Saint-Gaudens Double Eagle - Background

Background

The double eagle, or twenty-dollar gold piece, was first issued in 1850; its congressional authorization was a response to the increasing amount of gold available as the result of the California Gold Rush. The resulting Liberty Head double eagle, designed by Mint Engraver James Longacre, was struck for the remainder of the 19th century, though the design was modified several times. The double eagle, due to its very high face value, equivalent to several hundred dollars today, did not widely circulate, but was the coin most often used for large international transactions, in which settlement was to be in gold. In the West, where gold or silver coins were preferred to paper money—use of which was illegal in California in the aftermath of the Gold Rush—the coins saw some circulation.

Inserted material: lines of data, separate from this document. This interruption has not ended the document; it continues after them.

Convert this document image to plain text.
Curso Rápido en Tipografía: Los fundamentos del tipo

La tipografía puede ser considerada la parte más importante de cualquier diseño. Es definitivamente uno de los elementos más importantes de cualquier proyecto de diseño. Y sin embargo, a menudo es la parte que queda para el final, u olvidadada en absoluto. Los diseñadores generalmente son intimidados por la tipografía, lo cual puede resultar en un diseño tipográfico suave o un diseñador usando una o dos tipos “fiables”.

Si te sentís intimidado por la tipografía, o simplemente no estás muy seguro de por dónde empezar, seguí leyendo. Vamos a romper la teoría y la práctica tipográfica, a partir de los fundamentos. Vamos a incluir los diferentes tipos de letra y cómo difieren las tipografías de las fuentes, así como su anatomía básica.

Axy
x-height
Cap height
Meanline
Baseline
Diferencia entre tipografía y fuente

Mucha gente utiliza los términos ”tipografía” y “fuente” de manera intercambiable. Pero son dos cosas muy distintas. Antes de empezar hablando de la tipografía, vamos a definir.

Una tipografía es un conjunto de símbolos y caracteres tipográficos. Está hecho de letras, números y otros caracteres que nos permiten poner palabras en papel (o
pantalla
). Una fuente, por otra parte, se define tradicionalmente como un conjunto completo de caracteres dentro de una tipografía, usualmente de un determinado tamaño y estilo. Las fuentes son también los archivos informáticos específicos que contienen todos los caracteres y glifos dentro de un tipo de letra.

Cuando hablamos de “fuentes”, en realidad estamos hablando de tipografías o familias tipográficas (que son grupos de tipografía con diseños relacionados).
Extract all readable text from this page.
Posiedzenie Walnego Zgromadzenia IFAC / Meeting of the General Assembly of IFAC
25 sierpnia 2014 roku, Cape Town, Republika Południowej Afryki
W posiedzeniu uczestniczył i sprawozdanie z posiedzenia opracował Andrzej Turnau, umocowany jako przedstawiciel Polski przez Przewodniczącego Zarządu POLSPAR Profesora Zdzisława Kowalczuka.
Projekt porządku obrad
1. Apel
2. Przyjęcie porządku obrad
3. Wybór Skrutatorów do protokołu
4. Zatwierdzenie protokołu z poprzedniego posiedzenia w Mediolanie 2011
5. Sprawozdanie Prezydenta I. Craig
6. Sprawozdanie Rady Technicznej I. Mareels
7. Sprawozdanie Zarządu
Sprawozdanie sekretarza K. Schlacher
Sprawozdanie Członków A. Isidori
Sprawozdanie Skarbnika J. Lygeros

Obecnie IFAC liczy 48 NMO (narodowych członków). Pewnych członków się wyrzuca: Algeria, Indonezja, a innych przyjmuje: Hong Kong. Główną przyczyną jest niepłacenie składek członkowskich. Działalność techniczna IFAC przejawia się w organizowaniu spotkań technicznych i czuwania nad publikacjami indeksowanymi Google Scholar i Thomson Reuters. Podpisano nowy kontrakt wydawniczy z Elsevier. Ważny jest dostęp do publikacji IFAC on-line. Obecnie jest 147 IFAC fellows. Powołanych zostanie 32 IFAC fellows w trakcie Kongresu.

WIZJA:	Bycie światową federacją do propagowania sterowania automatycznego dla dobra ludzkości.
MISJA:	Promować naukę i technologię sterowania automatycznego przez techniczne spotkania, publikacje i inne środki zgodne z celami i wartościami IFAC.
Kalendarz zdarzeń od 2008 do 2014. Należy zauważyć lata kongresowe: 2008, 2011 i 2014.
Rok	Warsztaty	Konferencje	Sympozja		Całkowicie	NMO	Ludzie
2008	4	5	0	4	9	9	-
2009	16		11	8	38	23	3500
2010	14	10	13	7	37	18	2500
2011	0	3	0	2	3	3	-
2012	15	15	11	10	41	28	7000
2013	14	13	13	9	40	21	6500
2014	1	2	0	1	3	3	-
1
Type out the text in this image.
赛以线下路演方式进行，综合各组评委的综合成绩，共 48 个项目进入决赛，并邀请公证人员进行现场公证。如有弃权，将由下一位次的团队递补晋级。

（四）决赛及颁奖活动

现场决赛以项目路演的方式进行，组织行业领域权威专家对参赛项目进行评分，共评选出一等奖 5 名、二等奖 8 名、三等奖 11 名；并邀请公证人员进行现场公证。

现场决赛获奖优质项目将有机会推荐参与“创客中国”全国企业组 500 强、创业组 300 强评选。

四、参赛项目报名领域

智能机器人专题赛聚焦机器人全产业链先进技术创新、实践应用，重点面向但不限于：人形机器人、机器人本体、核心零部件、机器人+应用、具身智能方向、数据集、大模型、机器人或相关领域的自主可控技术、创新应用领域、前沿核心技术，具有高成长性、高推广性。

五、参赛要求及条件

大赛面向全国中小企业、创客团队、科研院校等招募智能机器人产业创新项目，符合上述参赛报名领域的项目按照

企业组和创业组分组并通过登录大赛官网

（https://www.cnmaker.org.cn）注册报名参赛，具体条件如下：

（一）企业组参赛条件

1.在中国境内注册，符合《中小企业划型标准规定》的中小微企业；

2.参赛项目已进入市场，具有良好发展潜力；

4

Sculptor Augustus Saint-Gaudens's first association with the Mint was in 1891, when he served on a committee judging entries for the new silver coinage. The Mint had offered only a small prize to the winner, and all invited artists (including St. Gaudens himself) refused to submit entries. The competition was open to the public, and the judging committee (which consisted of Saint-Gaudens, Mint Engraver Charles E. Barber, and commercial engraver Henry Mitchell) found no entry suitable. This came as no surprise to Saint-Gaudens, who told Mint Director Edward O. Leech that there were only four men in the world capable of such work, of whom three were in France and Saint-Gaudens was the fourth. Barber, who had been Chief Engraver since 1879, felt that Saint-Gaudens overstated the case, and there was only one man capable of such coinage work—Barber himself. Leech responded to the failed competition by directing Barber to prepare new designs for the dime, quarter dollar, and half dollar, resulting in the Barber coinage, an issue which attracted considerable public dissatisfaction.

In 1892, Saint-Gaudens was asked to design the official medal of the World Columbian Exposition in Chicago; it would be presented to prizewinning exhibitors. The obverse of Saint-Gaudens's design, showing Columbus coming ashore, was noncontroversial; his reverse, which featured a torch-bearing naked youth carrying wreaths to crown the victors, was attacked by the censoring postal agent, Anthony Comstock, as obscene. The exposition directors hastily withdrew the reverse design and replaced it with one created by Barber which, according to numismatic historian Walter Breen, was "notable only for banality". A furious Saint-Gaudens swore to have nothing more to do with the Mint or its employees, and for the next decade refused all commissions which might involve him with that bureau.